Il corpo dell’agile saggio si snoda in una pacata, ma contundente,
invettiva contro l’attuale metodo di studio nel campo dei saperi
umanistici. E’ come – fa notare l’autore – se a scuola non si
studiassero più le opere letterarie in sé, ma ci si fermasse alla
superficie, limitandosi alla vernice o, peggio, a quello che gli
eminenti critici letterari pensano di quelle opere. Tra gli studenti e
gli autori della letteratura è stata posta una fitta maglia di
interpretazioni e teorie, che si perde in una girandola di fumo,
dimostrando così “una certa mancanza d’umiltà quando insegniamo le nostre teorie riguardo alle opere, piuttosto che le opere stesse”.

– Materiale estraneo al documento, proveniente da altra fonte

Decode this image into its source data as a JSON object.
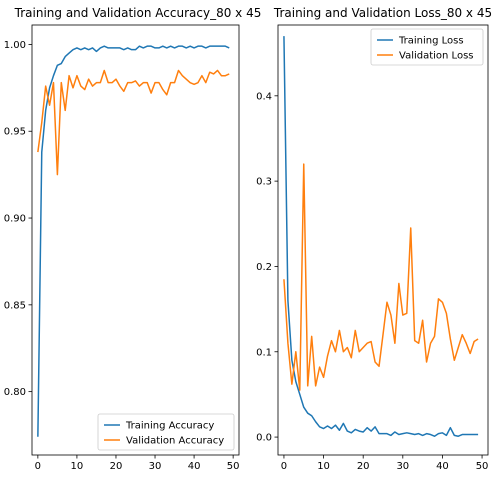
{
  "colors": {
    "train": "#1f77b4",
    "val": "#ff7f0e"
  },
  "chart_data": [
    {
      "type": "line",
      "title": "Training and Validation Accuracy_80 x 45",
      "xlabel": "",
      "ylabel": "",
      "xlim": [
        -1.5,
        51.5
      ],
      "ylim": [
        0.7635,
        1.0112
      ],
      "xticks": [
        0,
        10,
        20,
        30,
        40,
        50
      ],
      "yticks": [
        0.8,
        0.85,
        0.9,
        0.95,
        1.0
      ],
      "ytick_labels": [
        "0.80",
        "0.85",
        "0.90",
        "0.95",
        "1.00"
      ],
      "legend_position": "lower-right",
      "x": [
        0,
        1,
        2,
        3,
        4,
        5,
        6,
        7,
        8,
        9,
        10,
        11,
        12,
        13,
        14,
        15,
        16,
        17,
        18,
        19,
        20,
        21,
        22,
        23,
        24,
        25,
        26,
        27,
        28,
        29,
        30,
        31,
        32,
        33,
        34,
        35,
        36,
        37,
        38,
        39,
        40,
        41,
        42,
        43,
        44,
        45,
        46,
        47,
        48,
        49
      ],
      "series": [
        {
          "name": "Training Accuracy",
          "color_key": "train",
          "values": [
            0.774,
            0.938,
            0.962,
            0.975,
            0.982,
            0.988,
            0.989,
            0.993,
            0.995,
            0.997,
            0.998,
            0.997,
            0.998,
            0.997,
            0.998,
            0.996,
            0.998,
            0.999,
            0.998,
            0.998,
            0.998,
            0.998,
            0.997,
            0.998,
            0.997,
            0.997,
            0.999,
            0.998,
            0.999,
            0.999,
            0.998,
            0.998,
            0.999,
            0.998,
            0.999,
            0.998,
            0.999,
            0.999,
            0.998,
            0.999,
            0.998,
            0.999,
            0.999,
            0.998,
            0.999,
            0.999,
            0.999,
            0.999,
            0.999,
            0.998
          ]
        },
        {
          "name": "Validation Accuracy",
          "color_key": "val",
          "values": [
            0.938,
            0.955,
            0.976,
            0.965,
            0.978,
            0.925,
            0.978,
            0.962,
            0.982,
            0.975,
            0.982,
            0.976,
            0.974,
            0.98,
            0.976,
            0.978,
            0.978,
            0.985,
            0.978,
            0.978,
            0.98,
            0.976,
            0.973,
            0.978,
            0.978,
            0.979,
            0.976,
            0.978,
            0.978,
            0.972,
            0.978,
            0.978,
            0.974,
            0.971,
            0.978,
            0.978,
            0.985,
            0.982,
            0.98,
            0.978,
            0.977,
            0.978,
            0.982,
            0.978,
            0.984,
            0.983,
            0.985,
            0.982,
            0.982,
            0.983
          ]
        }
      ]
    },
    {
      "type": "line",
      "title": "Training and Validation Loss_80 x 45",
      "xlabel": "",
      "ylabel": "",
      "xlim": [
        -1.5,
        51.5
      ],
      "ylim": [
        -0.021,
        0.483
      ],
      "xticks": [
        0,
        10,
        20,
        30,
        40,
        50
      ],
      "yticks": [
        0.0,
        0.1,
        0.2,
        0.3,
        0.4
      ],
      "ytick_labels": [
        "0.0",
        "0.1",
        "0.2",
        "0.3",
        "0.4"
      ],
      "legend_position": "upper-right",
      "x": [
        0,
        1,
        2,
        3,
        4,
        5,
        6,
        7,
        8,
        9,
        10,
        11,
        12,
        13,
        14,
        15,
        16,
        17,
        18,
        19,
        20,
        21,
        22,
        23,
        24,
        25,
        26,
        27,
        28,
        29,
        30,
        31,
        32,
        33,
        34,
        35,
        36,
        37,
        38,
        39,
        40,
        41,
        42,
        43,
        44,
        45,
        46,
        47,
        48,
        49
      ],
      "series": [
        {
          "name": "Training Loss",
          "color_key": "train",
          "values": [
            0.47,
            0.16,
            0.09,
            0.065,
            0.05,
            0.035,
            0.028,
            0.025,
            0.018,
            0.012,
            0.01,
            0.013,
            0.01,
            0.014,
            0.008,
            0.016,
            0.007,
            0.005,
            0.009,
            0.007,
            0.006,
            0.011,
            0.007,
            0.012,
            0.004,
            0.004,
            0.004,
            0.002,
            0.006,
            0.003,
            0.004,
            0.005,
            0.004,
            0.003,
            0.004,
            0.002,
            0.004,
            0.003,
            0.001,
            0.004,
            0.005,
            0.002,
            0.011,
            0.002,
            0.001,
            0.003,
            0.003,
            0.003,
            0.003,
            0.003
          ]
        },
        {
          "name": "Validation Loss",
          "color_key": "val",
          "values": [
            0.185,
            0.11,
            0.062,
            0.1,
            0.055,
            0.32,
            0.06,
            0.118,
            0.06,
            0.082,
            0.07,
            0.095,
            0.113,
            0.1,
            0.125,
            0.1,
            0.105,
            0.093,
            0.125,
            0.1,
            0.105,
            0.11,
            0.112,
            0.088,
            0.083,
            0.12,
            0.158,
            0.143,
            0.11,
            0.18,
            0.143,
            0.145,
            0.245,
            0.113,
            0.11,
            0.137,
            0.088,
            0.11,
            0.118,
            0.162,
            0.158,
            0.145,
            0.115,
            0.09,
            0.105,
            0.12,
            0.11,
            0.098,
            0.112,
            0.115
          ]
        }
      ]
    }
  ]
}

E’ venuto meno quello che era l’inscindibile legame tra Vita e
Letteratura, ritenendo quest’ultima completamente estranea al mondo e
autosufficiente, di conseguenza senza senso e poco attraente per gli
studenti. Se il nostro sistema educativo riuscisse a riconsegnare alla
Letteratura la sua antica dignità, questa forse smetterebbe di essere
osservata con quello sguardo indagatore e distaccato dipinto negli occhi
di molti oggigiorno; anzi, ricoprirebbe un ruolo fondamentale ed
essenziale all’interno della nostra società. “Essendo oggetto della
letteratura la stessa condizione umana, chi la legge e la comprende non
diventerà un esperto di analisi letteraria, ma un conoscitore
dell’essere umano. Quale migliore introduzione alla comprensione dei
comportamenti e dei sentimenti umani, se non immergersi nell’opera dei
grandi scrittori che si dedicano a questo compito da millenni? E allora
quale migliore preparazione per tutte le professioni basta sui rapporti
umani?”
Ed è questa la grande sfida posta dall’autore: ridare alla
Letteratura la sua dignità. Se essa viene riposta in secondo piano, la
causa non è da ricercare nei tempi che cambiano, bensì in una visione
distorta e un approccio sterile ad essa.